JEREMÍAS

IGNACIO CAMACHO-ABC

Llarena está solo como un profeta en el desierto. Su razón jurídica se ha vuelto antipática en el actual contexto

PRODUCE tristeza escribirlo, pero el juez Llarena se está quedando solo. Y no solo ante el peligro sino solo en la soledad de su esfuerzo por perseguir y castigar el golpe del separatismo. Con el Gobierno en vías de desistimiento, la Fiscalía buscando el modo de ponerse de perfil, Ciudadanos en un papel testimonial de oposición en Cataluña y el PP momentáneamente desaparecido, el magistrado del Supremo es casi el único representante del Estado empeñado en que no quede impune un flagrante delito. Y aunque la desidia general no parece haber menoscabado su autonomía ni aflojado su ímpetu, empieza a producir cierta melancolía contemplarlo cada vez más desasistido, más desamparado, más aislado en el centro de un laberinto jurídico. Como si hacer justicia sobre la insurrección de octubre se hubiese vuelto un fastidio, una obsesión personal suya, un rollo cansino.

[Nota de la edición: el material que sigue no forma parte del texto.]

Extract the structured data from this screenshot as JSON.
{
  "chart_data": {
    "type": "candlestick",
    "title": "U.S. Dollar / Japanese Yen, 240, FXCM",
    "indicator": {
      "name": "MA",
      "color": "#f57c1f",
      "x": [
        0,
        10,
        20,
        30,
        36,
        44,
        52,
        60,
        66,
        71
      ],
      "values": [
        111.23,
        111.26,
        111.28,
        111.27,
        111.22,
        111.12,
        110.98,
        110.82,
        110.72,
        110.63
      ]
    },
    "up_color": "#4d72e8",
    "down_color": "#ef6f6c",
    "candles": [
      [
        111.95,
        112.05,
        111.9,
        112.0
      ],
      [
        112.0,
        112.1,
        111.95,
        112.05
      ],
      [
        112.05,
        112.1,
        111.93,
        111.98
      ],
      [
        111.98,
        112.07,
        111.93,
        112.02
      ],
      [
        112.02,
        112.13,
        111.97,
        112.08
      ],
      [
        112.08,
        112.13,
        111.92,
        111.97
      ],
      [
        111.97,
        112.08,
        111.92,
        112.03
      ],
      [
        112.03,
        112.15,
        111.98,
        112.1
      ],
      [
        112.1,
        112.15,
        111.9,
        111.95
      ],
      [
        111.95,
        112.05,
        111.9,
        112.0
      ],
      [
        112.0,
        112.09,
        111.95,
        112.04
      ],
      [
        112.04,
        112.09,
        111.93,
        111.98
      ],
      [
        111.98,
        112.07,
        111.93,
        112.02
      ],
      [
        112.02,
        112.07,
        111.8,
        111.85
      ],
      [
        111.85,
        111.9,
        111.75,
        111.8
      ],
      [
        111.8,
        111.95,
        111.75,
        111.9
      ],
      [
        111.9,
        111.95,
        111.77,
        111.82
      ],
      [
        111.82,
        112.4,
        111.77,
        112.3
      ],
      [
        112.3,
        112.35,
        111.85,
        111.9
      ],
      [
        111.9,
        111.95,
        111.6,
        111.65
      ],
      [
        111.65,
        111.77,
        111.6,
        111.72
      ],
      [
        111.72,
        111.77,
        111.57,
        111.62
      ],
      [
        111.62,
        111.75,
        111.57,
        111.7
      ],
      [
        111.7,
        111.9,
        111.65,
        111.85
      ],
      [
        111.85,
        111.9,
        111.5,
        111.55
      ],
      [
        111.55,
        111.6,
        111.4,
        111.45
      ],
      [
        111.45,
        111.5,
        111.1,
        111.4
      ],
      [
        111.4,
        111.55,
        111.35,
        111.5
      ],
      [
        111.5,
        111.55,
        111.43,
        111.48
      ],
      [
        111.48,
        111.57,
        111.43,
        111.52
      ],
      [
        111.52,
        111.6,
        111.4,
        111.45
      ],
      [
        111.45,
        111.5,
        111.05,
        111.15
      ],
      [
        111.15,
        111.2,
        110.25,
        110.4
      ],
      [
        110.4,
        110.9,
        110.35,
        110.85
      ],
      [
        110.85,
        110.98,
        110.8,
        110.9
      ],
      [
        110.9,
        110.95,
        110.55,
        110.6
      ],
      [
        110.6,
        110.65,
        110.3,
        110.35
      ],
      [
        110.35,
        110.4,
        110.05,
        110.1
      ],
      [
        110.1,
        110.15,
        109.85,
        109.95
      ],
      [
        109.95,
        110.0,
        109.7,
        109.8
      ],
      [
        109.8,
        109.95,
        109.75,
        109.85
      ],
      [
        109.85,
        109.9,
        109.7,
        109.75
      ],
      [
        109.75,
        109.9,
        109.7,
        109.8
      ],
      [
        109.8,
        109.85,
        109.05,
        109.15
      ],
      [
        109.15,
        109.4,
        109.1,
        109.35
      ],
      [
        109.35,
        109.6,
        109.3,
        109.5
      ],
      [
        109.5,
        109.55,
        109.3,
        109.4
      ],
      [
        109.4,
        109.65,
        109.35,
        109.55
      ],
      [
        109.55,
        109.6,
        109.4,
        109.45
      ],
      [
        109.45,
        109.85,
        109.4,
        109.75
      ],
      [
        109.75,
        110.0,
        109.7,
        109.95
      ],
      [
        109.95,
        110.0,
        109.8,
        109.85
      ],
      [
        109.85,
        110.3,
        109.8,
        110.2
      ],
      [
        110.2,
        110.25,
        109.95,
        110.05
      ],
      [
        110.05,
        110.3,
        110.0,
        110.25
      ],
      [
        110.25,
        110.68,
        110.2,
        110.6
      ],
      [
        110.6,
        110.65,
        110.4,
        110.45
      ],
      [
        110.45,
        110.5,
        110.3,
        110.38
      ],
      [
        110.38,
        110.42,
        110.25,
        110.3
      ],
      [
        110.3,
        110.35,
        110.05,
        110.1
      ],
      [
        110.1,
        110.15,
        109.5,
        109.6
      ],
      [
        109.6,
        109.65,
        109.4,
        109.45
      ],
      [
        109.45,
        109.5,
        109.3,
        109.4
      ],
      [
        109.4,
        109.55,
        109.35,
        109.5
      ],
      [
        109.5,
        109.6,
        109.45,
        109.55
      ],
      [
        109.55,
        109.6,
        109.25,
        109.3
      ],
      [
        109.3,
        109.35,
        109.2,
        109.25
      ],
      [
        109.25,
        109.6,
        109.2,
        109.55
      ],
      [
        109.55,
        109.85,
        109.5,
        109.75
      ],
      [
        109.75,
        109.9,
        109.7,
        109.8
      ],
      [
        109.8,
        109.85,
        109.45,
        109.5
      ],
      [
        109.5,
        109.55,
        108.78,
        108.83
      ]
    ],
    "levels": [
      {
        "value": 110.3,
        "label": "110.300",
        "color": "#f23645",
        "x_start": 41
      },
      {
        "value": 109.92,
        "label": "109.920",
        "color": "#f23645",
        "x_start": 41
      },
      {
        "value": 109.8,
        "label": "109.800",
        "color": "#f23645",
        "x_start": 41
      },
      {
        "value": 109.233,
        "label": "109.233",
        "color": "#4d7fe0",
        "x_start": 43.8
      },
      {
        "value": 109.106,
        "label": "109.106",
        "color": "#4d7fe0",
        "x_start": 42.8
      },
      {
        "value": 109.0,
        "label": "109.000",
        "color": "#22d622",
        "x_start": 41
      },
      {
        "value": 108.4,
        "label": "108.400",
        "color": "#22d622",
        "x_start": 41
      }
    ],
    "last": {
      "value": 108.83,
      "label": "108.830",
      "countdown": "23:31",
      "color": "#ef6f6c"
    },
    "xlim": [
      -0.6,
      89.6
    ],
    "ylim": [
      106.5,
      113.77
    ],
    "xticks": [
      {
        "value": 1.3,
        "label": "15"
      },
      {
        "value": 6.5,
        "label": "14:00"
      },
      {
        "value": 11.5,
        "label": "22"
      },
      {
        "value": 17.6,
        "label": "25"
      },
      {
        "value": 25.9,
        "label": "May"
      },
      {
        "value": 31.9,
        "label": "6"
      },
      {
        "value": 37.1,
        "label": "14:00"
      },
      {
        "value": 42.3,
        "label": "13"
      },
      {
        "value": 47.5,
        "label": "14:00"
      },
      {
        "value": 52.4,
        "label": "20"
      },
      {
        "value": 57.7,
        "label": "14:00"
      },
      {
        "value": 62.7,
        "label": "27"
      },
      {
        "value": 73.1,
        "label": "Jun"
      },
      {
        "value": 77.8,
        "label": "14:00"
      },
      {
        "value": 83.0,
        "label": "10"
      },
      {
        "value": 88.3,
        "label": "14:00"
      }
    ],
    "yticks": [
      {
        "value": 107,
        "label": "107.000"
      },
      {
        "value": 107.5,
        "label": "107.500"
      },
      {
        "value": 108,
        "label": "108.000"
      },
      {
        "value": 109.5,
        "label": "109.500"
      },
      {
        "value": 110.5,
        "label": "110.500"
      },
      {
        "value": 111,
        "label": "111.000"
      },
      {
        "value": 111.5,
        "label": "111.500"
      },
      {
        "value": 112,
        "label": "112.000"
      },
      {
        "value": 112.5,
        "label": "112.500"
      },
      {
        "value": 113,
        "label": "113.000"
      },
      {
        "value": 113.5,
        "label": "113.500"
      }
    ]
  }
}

Llarena es en estos momentos una especie de héroe civil abandonado en medio de un páramo. Con todos los defectos que pueda tener su prolija instrucción, constituye la última barrera institucional que el independentismo todavía no ha saltado. El suyo es un cometido incómodo porque de repente en la política se ha producido un cambio de escenario y la maquinaria procesal que investiga la rebelión se ha convertido en un conflictivo estorbo para la construcción de un nuevo relato. El presidente Sánchez y sus aliados disimulan mal lo mucho que les convendría una rebaja de los cargos para que el juicio contra los líderes de la intentona no estropee su estrategia de aplacar los ánimos. Pero el juez, que ha levantado con paciencia y tesón el mapa completo del motín, no está dispuesto a componendas que malversen su trabajo. Rodeado de un ambiente de voluntaria incuria se ha tomado con estricta responsabilidad la dirección del sumario.

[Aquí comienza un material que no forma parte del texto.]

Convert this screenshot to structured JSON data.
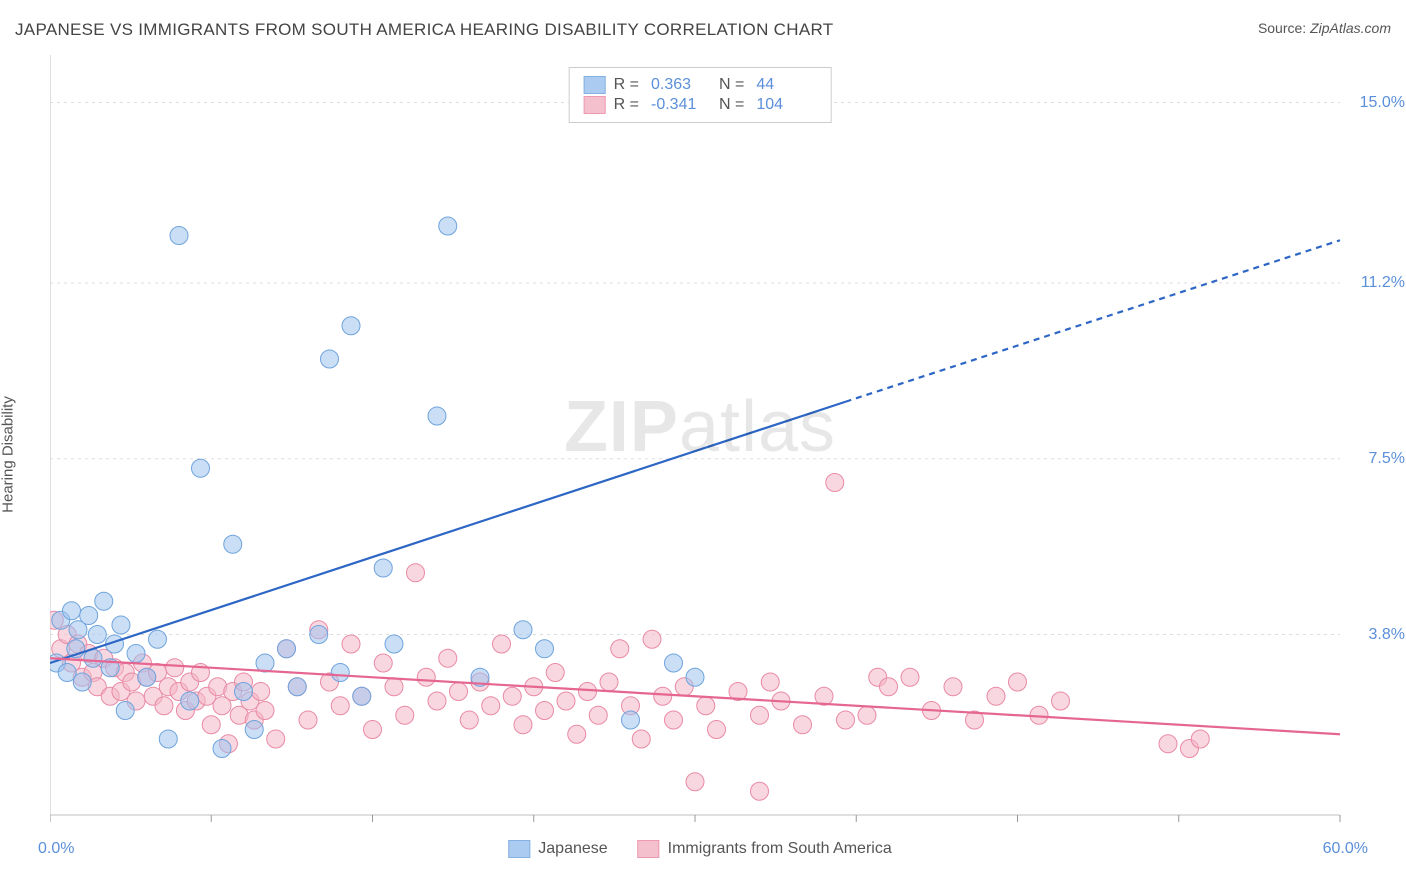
{
  "title": "JAPANESE VS IMMIGRANTS FROM SOUTH AMERICA HEARING DISABILITY CORRELATION CHART",
  "source_label": "Source:",
  "source_name": "ZipAtlas.com",
  "y_axis_label": "Hearing Disability",
  "watermark_zip": "ZIP",
  "watermark_atlas": "atlas",
  "chart": {
    "type": "scatter-with-regression",
    "background_color": "#ffffff",
    "grid_color": "#dddddd",
    "axis_color": "#cccccc",
    "tick_color": "#999999",
    "label_color": "#5b8fd9",
    "xlim": [
      0,
      60
    ],
    "ylim": [
      0,
      16
    ],
    "x_origin_label": "0.0%",
    "x_max_label": "60.0%",
    "y_gridlines": [
      3.8,
      7.5,
      11.2,
      15.0
    ],
    "y_gridline_labels": [
      "3.8%",
      "7.5%",
      "11.2%",
      "15.0%"
    ],
    "x_ticks": [
      0,
      7.5,
      15,
      22.5,
      30,
      37.5,
      45,
      52.5,
      60
    ],
    "marker_radius": 9,
    "marker_stroke_width": 1,
    "line_width": 2.2,
    "series": [
      {
        "name": "Japanese",
        "fill": "#9ec2ee",
        "fill_opacity": 0.55,
        "stroke": "#6fa4dc",
        "line_color": "#2d66c4",
        "R": "0.363",
        "N": "44",
        "regression": {
          "x0": 0,
          "y0": 3.2,
          "x1": 37,
          "y1": 8.7,
          "x2": 60,
          "y2": 12.1,
          "dash_from": 37
        },
        "points": [
          [
            0.3,
            3.2
          ],
          [
            0.5,
            4.1
          ],
          [
            0.8,
            3.0
          ],
          [
            1.0,
            4.3
          ],
          [
            1.2,
            3.5
          ],
          [
            1.3,
            3.9
          ],
          [
            1.5,
            2.8
          ],
          [
            1.8,
            4.2
          ],
          [
            2.0,
            3.3
          ],
          [
            2.2,
            3.8
          ],
          [
            2.5,
            4.5
          ],
          [
            2.8,
            3.1
          ],
          [
            3.0,
            3.6
          ],
          [
            3.3,
            4.0
          ],
          [
            3.5,
            2.2
          ],
          [
            4.0,
            3.4
          ],
          [
            4.5,
            2.9
          ],
          [
            5.0,
            3.7
          ],
          [
            5.5,
            1.6
          ],
          [
            6.0,
            12.2
          ],
          [
            6.5,
            2.4
          ],
          [
            7.0,
            7.3
          ],
          [
            8.0,
            1.4
          ],
          [
            8.5,
            5.7
          ],
          [
            9.0,
            2.6
          ],
          [
            9.5,
            1.8
          ],
          [
            10.0,
            3.2
          ],
          [
            11.0,
            3.5
          ],
          [
            11.5,
            2.7
          ],
          [
            12.5,
            3.8
          ],
          [
            13.0,
            9.6
          ],
          [
            13.5,
            3.0
          ],
          [
            14.0,
            10.3
          ],
          [
            14.5,
            2.5
          ],
          [
            15.5,
            5.2
          ],
          [
            16.0,
            3.6
          ],
          [
            18.0,
            8.4
          ],
          [
            18.5,
            12.4
          ],
          [
            20.0,
            2.9
          ],
          [
            22.0,
            3.9
          ],
          [
            23.0,
            3.5
          ],
          [
            27.0,
            2.0
          ],
          [
            29.0,
            3.2
          ],
          [
            30.0,
            2.9
          ]
        ]
      },
      {
        "name": "Immigrants from South America",
        "fill": "#f4b6c6",
        "fill_opacity": 0.55,
        "stroke": "#e98aa5",
        "line_color": "#e56691",
        "R": "-0.341",
        "N": "104",
        "regression": {
          "x0": 0,
          "y0": 3.3,
          "x1": 60,
          "y1": 1.7
        },
        "points": [
          [
            0.2,
            4.1
          ],
          [
            0.5,
            3.5
          ],
          [
            0.8,
            3.8
          ],
          [
            1.0,
            3.2
          ],
          [
            1.3,
            3.6
          ],
          [
            1.5,
            2.9
          ],
          [
            1.8,
            3.4
          ],
          [
            2.0,
            3.0
          ],
          [
            2.2,
            2.7
          ],
          [
            2.5,
            3.3
          ],
          [
            2.8,
            2.5
          ],
          [
            3.0,
            3.1
          ],
          [
            3.3,
            2.6
          ],
          [
            3.5,
            3.0
          ],
          [
            3.8,
            2.8
          ],
          [
            4.0,
            2.4
          ],
          [
            4.3,
            3.2
          ],
          [
            4.5,
            2.9
          ],
          [
            4.8,
            2.5
          ],
          [
            5.0,
            3.0
          ],
          [
            5.3,
            2.3
          ],
          [
            5.5,
            2.7
          ],
          [
            5.8,
            3.1
          ],
          [
            6.0,
            2.6
          ],
          [
            6.3,
            2.2
          ],
          [
            6.5,
            2.8
          ],
          [
            6.8,
            2.4
          ],
          [
            7.0,
            3.0
          ],
          [
            7.3,
            2.5
          ],
          [
            7.5,
            1.9
          ],
          [
            7.8,
            2.7
          ],
          [
            8.0,
            2.3
          ],
          [
            8.3,
            1.5
          ],
          [
            8.5,
            2.6
          ],
          [
            8.8,
            2.1
          ],
          [
            9.0,
            2.8
          ],
          [
            9.3,
            2.4
          ],
          [
            9.5,
            2.0
          ],
          [
            9.8,
            2.6
          ],
          [
            10.0,
            2.2
          ],
          [
            10.5,
            1.6
          ],
          [
            11.0,
            3.5
          ],
          [
            11.5,
            2.7
          ],
          [
            12.0,
            2.0
          ],
          [
            12.5,
            3.9
          ],
          [
            13.0,
            2.8
          ],
          [
            13.5,
            2.3
          ],
          [
            14.0,
            3.6
          ],
          [
            14.5,
            2.5
          ],
          [
            15.0,
            1.8
          ],
          [
            15.5,
            3.2
          ],
          [
            16.0,
            2.7
          ],
          [
            16.5,
            2.1
          ],
          [
            17.0,
            5.1
          ],
          [
            17.5,
            2.9
          ],
          [
            18.0,
            2.4
          ],
          [
            18.5,
            3.3
          ],
          [
            19.0,
            2.6
          ],
          [
            19.5,
            2.0
          ],
          [
            20.0,
            2.8
          ],
          [
            20.5,
            2.3
          ],
          [
            21.0,
            3.6
          ],
          [
            21.5,
            2.5
          ],
          [
            22.0,
            1.9
          ],
          [
            22.5,
            2.7
          ],
          [
            23.0,
            2.2
          ],
          [
            23.5,
            3.0
          ],
          [
            24.0,
            2.4
          ],
          [
            24.5,
            1.7
          ],
          [
            25.0,
            2.6
          ],
          [
            25.5,
            2.1
          ],
          [
            26.0,
            2.8
          ],
          [
            26.5,
            3.5
          ],
          [
            27.0,
            2.3
          ],
          [
            27.5,
            1.6
          ],
          [
            28.0,
            3.7
          ],
          [
            28.5,
            2.5
          ],
          [
            29.0,
            2.0
          ],
          [
            29.5,
            2.7
          ],
          [
            30.0,
            0.7
          ],
          [
            30.5,
            2.3
          ],
          [
            31.0,
            1.8
          ],
          [
            32.0,
            2.6
          ],
          [
            33.0,
            2.1
          ],
          [
            33.5,
            2.8
          ],
          [
            34.0,
            2.4
          ],
          [
            35.0,
            1.9
          ],
          [
            36.0,
            2.5
          ],
          [
            36.5,
            7.0
          ],
          [
            37.0,
            2.0
          ],
          [
            38.0,
            2.1
          ],
          [
            38.5,
            2.9
          ],
          [
            39.0,
            2.7
          ],
          [
            40.0,
            2.9
          ],
          [
            41.0,
            2.2
          ],
          [
            42.0,
            2.7
          ],
          [
            43.0,
            2.0
          ],
          [
            44.0,
            2.5
          ],
          [
            45.0,
            2.8
          ],
          [
            46.0,
            2.1
          ],
          [
            47.0,
            2.4
          ],
          [
            52.0,
            1.5
          ],
          [
            53.0,
            1.4
          ],
          [
            53.5,
            1.6
          ],
          [
            33.0,
            0.5
          ]
        ]
      }
    ]
  }
}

Su decisión de rechazar la extradición condicional de Puigdemont representa un gesto de indeclinable coherencia. Protege el principio de igualdad ante la ley contra una intromisión externa, e introduce en su escrito una razonada protesta. Porque no se trata de una discusión técnica ni de discrepancias entre colegas sino de que el tribunal alemán, en su extravagante fallo, ha otorgado a una versión de parte rango de prueba y ha decidido por su cuenta que ni el referéndum ilegal ni la declaración del Parlamento catalán pretendían –juicio de intenciones– la consecución real de la independencia. Ningún profesional de la toga podría aceptar esa superficial injerencia que cuestiona su estatus jurisdiccional con prejuiciosas conjeturas e hipótesis torticeras.

Sin embargo, esa obstinada energía de criterio deja una sensación de braceo contra corriente en el actual contexto. Pertrechado de una razón que se ha vuelto antipática en un marco sobrevenido de silencioso apaciguamiento, Llarena se mueve con el aire jeremíaco, casi doliente, de un profeta en el desierto.